US 11,755,888 B1
Method and system for accelerating score-based generative models with preconditioned diffusion sampling
Li Zhang, Shanghai (CN); Hengyuan Ma, Shanghai (CN); Xiatian Zhu, Shanghai (CN); and Jianfeng Feng, Shanghai (CN)
Assigned to FUDAN UNIVERSITY, Shanghai (CN)
Filed by Fudan University, Shanghai (CN)
Filed on Jan. 9, 2023, as Appl. No. 18/151,923.

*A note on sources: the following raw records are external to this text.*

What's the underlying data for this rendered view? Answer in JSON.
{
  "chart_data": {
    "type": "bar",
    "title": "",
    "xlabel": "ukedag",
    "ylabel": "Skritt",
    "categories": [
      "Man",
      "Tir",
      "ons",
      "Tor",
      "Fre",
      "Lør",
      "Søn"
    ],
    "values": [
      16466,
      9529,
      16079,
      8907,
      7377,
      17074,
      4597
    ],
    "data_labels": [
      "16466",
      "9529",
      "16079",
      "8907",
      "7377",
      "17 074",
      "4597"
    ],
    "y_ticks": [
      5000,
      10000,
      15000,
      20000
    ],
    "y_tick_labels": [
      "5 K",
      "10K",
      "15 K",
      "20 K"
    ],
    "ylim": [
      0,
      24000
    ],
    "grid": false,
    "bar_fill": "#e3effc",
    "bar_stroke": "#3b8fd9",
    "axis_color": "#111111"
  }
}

Int. Cl. G06N 3/0475 (2023.01)
CPC G06N 3/0475 (2023.01) 19 Claims
OG exemplary drawing
 
13. A system for accelerating score-based generative models (SGM), including a processor, which is adapted for running a computer program to implement computer instructions as follows:
setting a frequency mask (R) and a space mask (A) for a given dataset, wherein the frequency mask (R) and the space mask (A) both have a same shape as a data point in the dataset;
setting a target sampling iteration number (T);
sampling an initial sample (x0) which is a random Gaussian vector, having the same shape as a data point in the dataset;
conducting iteration, for each iteration number (t) from 1 to the target sampling iteration number (T), conducting steps comprising:
sampling a noise term which has a same shape as an initial sample;
applying a preconditioned diffusion sampling (PDS) operator (M) to the noise term to generate a preconditioned noise term, wherein the PDS operator is constructed as follows:
(a) using Fast Fourier Transform (FFT) to generate a first mapped vector by mapping an input vector in a space domain into the frequency domain;
(b) adjusting the first mapped vector using the frequency mask (R), wherein the frequency mask (R) regulates the frequency coordinates of the input vector and is in element-wise multiplication with the first mapped vector;
(c) mapping the adjusted first mapped vector back to the space domain by the inverse of Fast Fourier Transform to generate a second mapped vector; and
(d) using the space mask (A) to regulate the pixel coordinates of the input vector, wherein the space mask is in element-wise multiplication with the second mapped vector;
wherein the elements of the frequency mask (R) are all positive;
calculating a drift term by an update function which has input parameters including the sample of the previous iteration (xt−1), the present iteration number, and the present step size;
applying the transpose of the PDS operator (MT) and then applying the PDS operator (M) to the drift term, to generate a preconditioned drift term; and
calculating the summation of the preconditioned drift term and a scale term, and then taking a real part of the summation for the diffusion of the sample of present iteration (xt); wherein the scale term controls the scale of the noise term; and
outputting the sample of the final iteration (xT), which obeys the distribution of the dataset.